The academic library is pretty different. I also love working here. I’m not on a contract for starters! One of the best things is that the library is so clearly valued by the University. They know the students need us and we have a good budget. They support professional development of staff and encourage going to conferences and learning new skills. There are a lot of staff and I feel supported here. There is always someone to learn from, ask questions and collaborate with. There are big projects to get involved with, and lots of room for growth. The library wants to be innovative and a leader in the field. I could see myself working here for years and years and not getting bored. The hours are flexible because we have more staff, so I can take a holiday or be sick without it causing chaos. I get to teach a lot here which I love, we go into lectures and teach research skills, and work with students for assignment help etc. Though I don’t get to know the students as well as I did at high schools, I’m glad I still get to make that connection.
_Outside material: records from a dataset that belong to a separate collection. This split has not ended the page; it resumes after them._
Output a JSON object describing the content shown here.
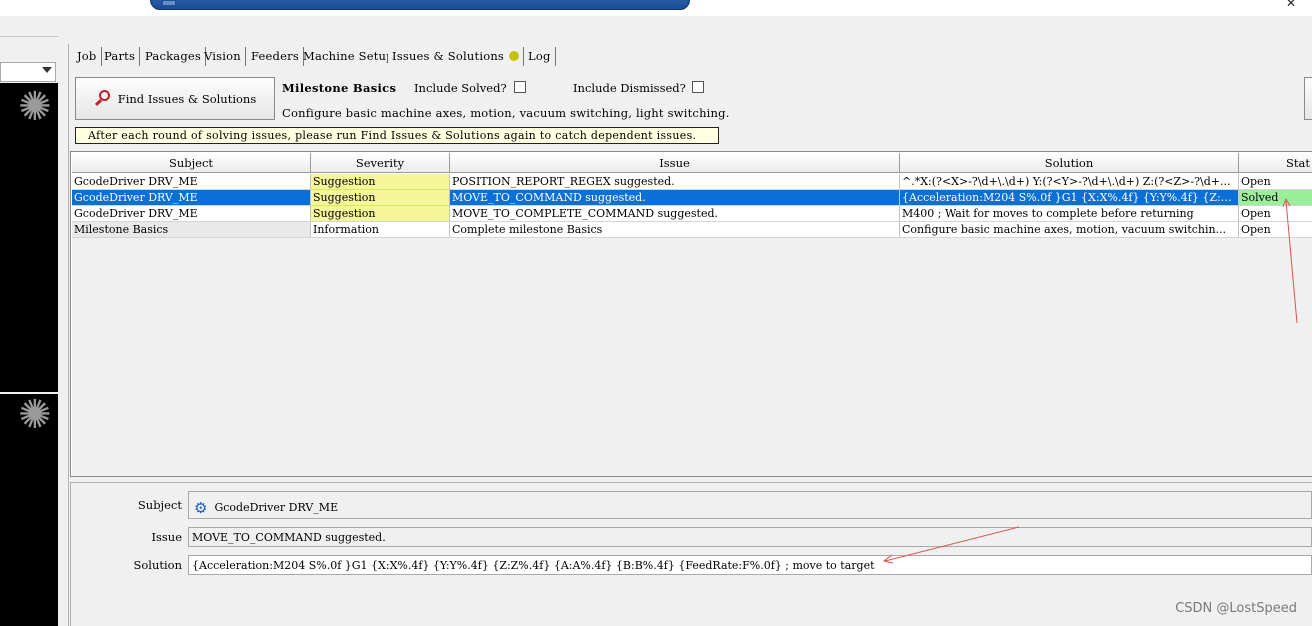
{
  "tabs": [
    {
      "label": "Job"
    },
    {
      "label": "Parts"
    },
    {
      "label": "Packages"
    },
    {
      "label": "Vision"
    },
    {
      "label": "Feeders"
    },
    {
      "label": "Machine Setup"
    },
    {
      "label": "Issues & Solutions"
    },
    {
      "label": "Log"
    }
  ],
  "toolbar": {
    "find_button_label": "Find Issues & Solutions",
    "milestone_title": "Milestone Basics",
    "include_solved_label": "Include Solved?",
    "include_dismissed_label": "Include Dismissed?",
    "milestone_description": "Configure basic machine axes, motion, vacuum switching, light switching.",
    "hint": "After each round of solving issues, please run Find Issues & Solutions again to catch dependent issues."
  },
  "table": {
    "headers": [
      "Subject",
      "Severity",
      "Issue",
      "Solution",
      "Stat"
    ],
    "rows": [
      {
        "subject": "GcodeDriver DRV_ME",
        "severity": "Suggestion",
        "issue": "POSITION_REPORT_REGEX suggested.",
        "solution": "^.*X:(?<X>-?\\d+\\.\\d+) Y:(?<Y>-?\\d+\\.\\d+) Z:(?<Z>-?\\d+...",
        "status": "Open"
      },
      {
        "subject": "GcodeDriver DRV_ME",
        "severity": "Suggestion",
        "issue": "MOVE_TO_COMMAND suggested.",
        "solution": "{Acceleration:M204 S%.0f }G1 {X:X%.4f} {Y:Y%.4f} {Z:Z...",
        "status": "Solved"
      },
      {
        "subject": "GcodeDriver DRV_ME",
        "severity": "Suggestion",
        "issue": "MOVE_TO_COMPLETE_COMMAND suggested.",
        "solution": "M400 ; Wait for moves to complete before returning",
        "status": "Open"
      },
      {
        "subject": "Milestone Basics",
        "severity": "Information",
        "issue": "Complete milestone Basics",
        "solution": "Configure basic machine axes, motion, vacuum switchin...",
        "status": "Open"
      }
    ]
  },
  "detail": {
    "subject_label": "Subject",
    "subject_value": "GcodeDriver DRV_ME",
    "issue_label": "Issue",
    "issue_value": "MOVE_TO_COMMAND suggested.",
    "solution_label": "Solution",
    "solution_value": "{Acceleration:M204 S%.0f }G1 {X:X%.4f} {Y:Y%.4f} {Z:Z%.4f} {A:A%.4f} {B:B%.4f} {FeedRate:F%.0f} ; move to target"
  },
  "watermark": "CSDN @LostSpeed",
  "colors": {
    "selection": "#0a6fd6",
    "suggestion": "#f5f59a",
    "solved": "#9bef9b",
    "status_dot": "#c7c20e",
    "annotation": "#e05050"
  },
  "icons": {
    "find_button": "search-icon",
    "subject": "gear-icon",
    "camera": "sun-icon",
    "close": "close-icon"
  }
}
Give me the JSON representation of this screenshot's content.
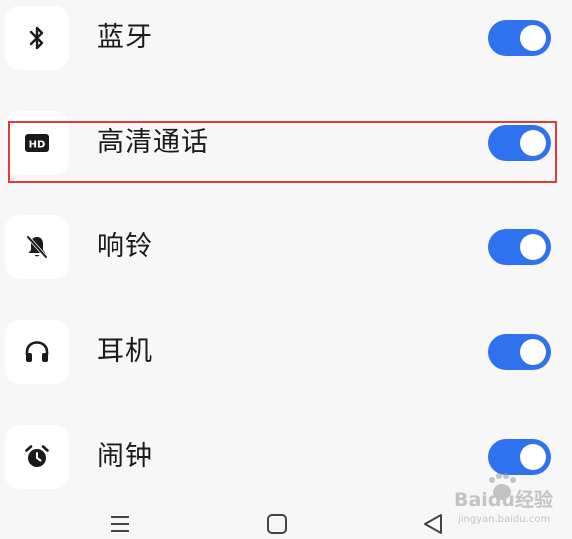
{
  "settings": {
    "items": [
      {
        "label": "蓝牙",
        "icon": "bluetooth-icon",
        "enabled": true
      },
      {
        "label": "高清通话",
        "icon": "hd-icon",
        "enabled": true
      },
      {
        "label": "响铃",
        "icon": "bell-off-icon",
        "enabled": true
      },
      {
        "label": "耳机",
        "icon": "headphones-icon",
        "enabled": true
      },
      {
        "label": "闹钟",
        "icon": "alarm-clock-icon",
        "enabled": true
      }
    ]
  },
  "nav": {
    "buttons": [
      "menu-icon",
      "home-square-icon",
      "back-triangle-icon"
    ]
  },
  "watermark": {
    "text": "Baidu经验",
    "url": "jingyan.baidu.com"
  },
  "colors": {
    "background": "#f7f7f7",
    "toggle_on": "#2f72f0",
    "highlight": "#e03a3a",
    "text": "#1a1a1a"
  }
}
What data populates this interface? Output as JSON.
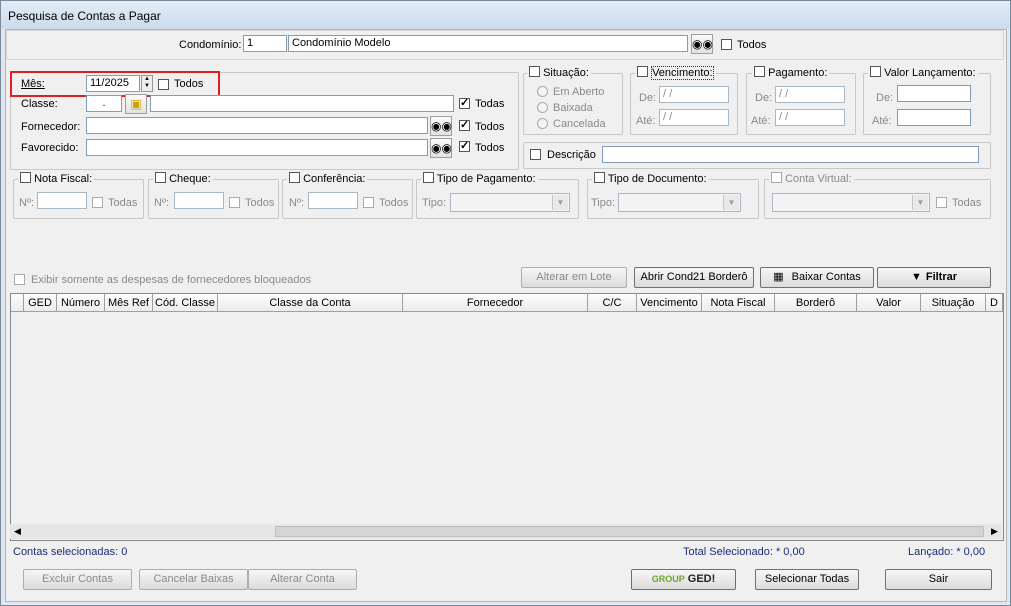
{
  "window": {
    "title": "Pesquisa de Contas a Pagar"
  },
  "condominio": {
    "label": "Condomínio:",
    "code": "1",
    "name": "Condomínio Modelo",
    "todos_label": "Todos"
  },
  "mes": {
    "label": "Mês:",
    "value": "11/2025",
    "todos_label": "Todos"
  },
  "classe": {
    "label": "Classe:",
    "code": ".",
    "value": "",
    "todas_label": "Todas"
  },
  "fornecedor": {
    "label": "Fornecedor:",
    "value": "",
    "todos_label": "Todos"
  },
  "favorecido": {
    "label": "Favorecido:",
    "value": "",
    "todos_label": "Todos"
  },
  "situacao": {
    "label": "Situação:",
    "options": [
      "Em Aberto",
      "Baixada",
      "Cancelada"
    ]
  },
  "vencimento": {
    "label": "Vencimento:",
    "de_label": "De:",
    "ate_label": "Até:",
    "de_value": " / /",
    "ate_value": " / /"
  },
  "pagamento": {
    "label": "Pagamento:",
    "de_label": "De:",
    "ate_label": "Até:",
    "de_value": " / /",
    "ate_value": " / /"
  },
  "valor_lancamento": {
    "label": "Valor Lançamento:",
    "de_label": "De:",
    "ate_label": "Até:",
    "de_value": "",
    "ate_value": ""
  },
  "descricao": {
    "label": "Descrição",
    "value": ""
  },
  "nota_fiscal": {
    "label": "Nota Fiscal:",
    "num_label": "Nº:",
    "todas_label": "Todas"
  },
  "cheque": {
    "label": "Cheque:",
    "num_label": "Nº:",
    "todos_label": "Todos"
  },
  "conferencia": {
    "label": "Conferência:",
    "num_label": "Nº:",
    "todos_label": "Todos"
  },
  "tipo_pagamento": {
    "label": "Tipo de Pagamento:",
    "tipo_label": "Tipo:"
  },
  "tipo_documento": {
    "label": "Tipo de Documento:",
    "tipo_label": "Tipo:"
  },
  "conta_virtual": {
    "label": "Conta Virtual:",
    "todas_label": "Todas"
  },
  "fornecedores_bloqueados": {
    "label": "Exibir somente as despesas de fornecedores bloqueados"
  },
  "actions": {
    "alterar_lote": "Alterar em Lote",
    "abrir_bordero": "Abrir Cond21 Borderô",
    "baixar_contas": "Baixar Contas",
    "filtrar": "Filtrar"
  },
  "table": {
    "columns": [
      "GED",
      "Número",
      "Mês Ref",
      "Cód. Classe",
      "Classe da Conta",
      "Fornecedor",
      "C/C",
      "Vencimento",
      "Nota Fiscal",
      "Borderô",
      "Valor",
      "Situação",
      "D"
    ],
    "rows": []
  },
  "status": {
    "contas_selecionadas": "Contas selecionadas: 0",
    "total_selecionado": "Total Selecionado: * 0,00",
    "lancado": "Lançado: * 0,00"
  },
  "footer": {
    "excluir": "Excluir Contas",
    "cancelar_baixas": "Cancelar Baixas",
    "alterar_conta": "Alterar Conta",
    "ged_group": "GROUP",
    "ged_name": "GED!",
    "selecionar_todas": "Selecionar Todas",
    "sair": "Sair"
  },
  "colors": {
    "highlight": "#e02020",
    "status_text": "#1a2e7a",
    "ged_green": "#6aa82a"
  }
}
The two most difficult things about working in an academic library are; first, that there is a lot of red tape. If you want to try something new, it needs to abide by so many policies and procedures, it needs to align with the library/University ‘brand’ and be approved by multiple levels of committees and individuals. There are lots of forms and often by the time the idea can happen, its changed so much you don’t recognise it! Second, there is less ‘fun’ and more of a serious academic focus. Lots of the funky things I loved to do in high schools can be viewed as too ‘juvenile’ or casual. I find that disappointing because I feel there can be a misalignment here between the type of image the library wants to present, and the actual needs and wants of students. Perhaps that’s just a reflection of working in a particularly academic faculty, and maybe working in something like Arts or Music would be different.
In the end, I loved working in both types of libraries, and I’m still keen to broaden my horizons and try more new types of work while I can. The skills I’ve developed were transferable across both places, and I can see how I could apply them in public libraries, special libraries and more. The most important thing is to be open to new experiences and try new things whenever you can!